The new Fox company, Fox Corp., which begins after Walt Disney completes its deal to buy about half its businesses, can expect improved profitability from sports advertising and affiliate fees, according to MoffettNathanson Research.

“The slimmed-down combination of Fox News with the Fox Broadcasting Network creates an unrivaled pair of must-have live sports and news content that will drive strong, industry-leading top line growth for years to come,” writes Michael Nathanson, senior research analyst at MoffettNathanson Research.

Improved financial results are due to higher affiliate revenues for its cable networks, as well as more retrans revenue for its local Fox TV stations.

Fox will be re-negotiating many carriage deals in the next few years. “The timing aligns well, given the massive investment in live sports at the Fox Television network,” says Nathanson.
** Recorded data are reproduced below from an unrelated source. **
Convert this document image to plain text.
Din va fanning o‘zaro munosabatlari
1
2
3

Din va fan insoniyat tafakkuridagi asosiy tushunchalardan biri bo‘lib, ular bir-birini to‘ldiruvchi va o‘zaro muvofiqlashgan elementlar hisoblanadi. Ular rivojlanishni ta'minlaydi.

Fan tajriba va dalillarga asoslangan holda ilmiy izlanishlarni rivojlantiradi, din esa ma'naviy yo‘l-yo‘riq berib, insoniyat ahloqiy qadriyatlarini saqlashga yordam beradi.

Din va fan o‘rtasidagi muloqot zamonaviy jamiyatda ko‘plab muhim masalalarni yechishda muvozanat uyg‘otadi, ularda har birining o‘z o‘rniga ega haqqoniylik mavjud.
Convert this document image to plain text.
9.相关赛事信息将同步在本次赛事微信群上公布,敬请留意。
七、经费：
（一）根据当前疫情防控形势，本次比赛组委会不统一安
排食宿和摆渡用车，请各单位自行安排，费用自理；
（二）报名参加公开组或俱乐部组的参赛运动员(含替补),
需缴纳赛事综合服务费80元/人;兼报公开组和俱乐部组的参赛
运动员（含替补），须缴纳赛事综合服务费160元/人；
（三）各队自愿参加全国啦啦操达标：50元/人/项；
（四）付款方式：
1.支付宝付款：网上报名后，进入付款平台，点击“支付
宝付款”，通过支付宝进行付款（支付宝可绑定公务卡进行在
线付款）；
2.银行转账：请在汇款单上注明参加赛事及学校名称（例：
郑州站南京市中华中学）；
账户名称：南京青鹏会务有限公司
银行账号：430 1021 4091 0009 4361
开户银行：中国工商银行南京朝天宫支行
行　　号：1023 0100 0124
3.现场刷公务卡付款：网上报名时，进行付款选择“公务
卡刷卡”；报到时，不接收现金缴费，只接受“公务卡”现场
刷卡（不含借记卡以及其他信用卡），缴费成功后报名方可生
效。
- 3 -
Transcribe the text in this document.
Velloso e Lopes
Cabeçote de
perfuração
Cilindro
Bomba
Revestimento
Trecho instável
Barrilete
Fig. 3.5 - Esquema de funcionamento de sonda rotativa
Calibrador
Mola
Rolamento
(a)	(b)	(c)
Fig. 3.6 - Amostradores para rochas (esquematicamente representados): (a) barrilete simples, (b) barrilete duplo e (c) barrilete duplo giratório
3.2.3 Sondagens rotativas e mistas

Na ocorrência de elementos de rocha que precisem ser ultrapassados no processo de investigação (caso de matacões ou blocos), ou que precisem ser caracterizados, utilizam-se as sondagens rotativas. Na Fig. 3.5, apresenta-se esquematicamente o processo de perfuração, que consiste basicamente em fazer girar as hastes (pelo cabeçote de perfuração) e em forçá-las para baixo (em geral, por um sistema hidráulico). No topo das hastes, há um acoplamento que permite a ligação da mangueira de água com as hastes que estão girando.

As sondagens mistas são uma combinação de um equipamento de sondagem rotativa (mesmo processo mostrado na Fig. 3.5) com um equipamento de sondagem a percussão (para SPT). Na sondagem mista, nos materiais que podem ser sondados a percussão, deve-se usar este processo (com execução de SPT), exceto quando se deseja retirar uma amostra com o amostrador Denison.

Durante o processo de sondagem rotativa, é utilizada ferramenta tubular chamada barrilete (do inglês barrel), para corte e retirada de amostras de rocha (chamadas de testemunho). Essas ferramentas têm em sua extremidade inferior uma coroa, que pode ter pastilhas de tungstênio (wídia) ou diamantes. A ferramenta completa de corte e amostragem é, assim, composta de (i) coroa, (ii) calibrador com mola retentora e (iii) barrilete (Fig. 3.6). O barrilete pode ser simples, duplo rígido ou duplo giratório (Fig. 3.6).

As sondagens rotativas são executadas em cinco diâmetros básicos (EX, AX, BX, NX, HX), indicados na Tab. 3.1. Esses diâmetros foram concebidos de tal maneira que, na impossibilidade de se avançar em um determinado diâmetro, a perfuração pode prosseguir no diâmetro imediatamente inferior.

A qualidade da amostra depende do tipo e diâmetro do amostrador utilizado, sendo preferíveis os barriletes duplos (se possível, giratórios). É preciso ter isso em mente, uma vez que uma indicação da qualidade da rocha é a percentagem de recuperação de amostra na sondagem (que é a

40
“Reverse Retransmission” revenue -- fees from its TV affiliate stations -- will rise from $706 million this year to $1.31 billion by 2023, surpassing revenue from pay TV providers, growing from $925 million in 2019 to $1.28 billion in 2023.



Total retrans revenue is expected to rise 9% per year on average for the next five years from $1.6 million this year to $2.6 million in 2024.

Total advertising at the company is projected to climb 9% this year to $3.8 billion, with Fox network advertising rising 8% to $2.5 billion. All revenues for its TV stations are forecast to grow 10% in 2019 to $1.3 billion.

Fox network advertising has seen a sharp increase as a result of it grabbing more NFL programming -- the entire “Thursday Night Football” package.

The NFL gives Fox a massive 42% of gross rating points when looking at total viewers in Nielsen’s C3 measure -- to 157.8 million. Other sports are also major contributors: Major League Baseball contributes 7% (25.7 million) and NCAA football also contributes 7% to (24.5 million).

Fox had the highest share of any broadcast network of gross rating points -- 55% in 2018 -- coming from sports programming.

Fox non-sports original programming pulls in 45% of its GRPs -- 167.3 million.

Company-wide revenue will climb 11% in 2019 (to $5.7 billion) and 10% in 2020 (to $6.2 billion). Profit margins will grow 7% this year and next, steadily rising to 12% to 2023.

Much of the new Fox company’s cash flow -- earnings before interest, taxes, depreciation and amortization -- will come from its cable TV networks (86%), with the remainder (14%) coming from its broadcast network and TV stations.

Walt Disney said its $71.3 billion deal for Fox businesses is set to close March 20.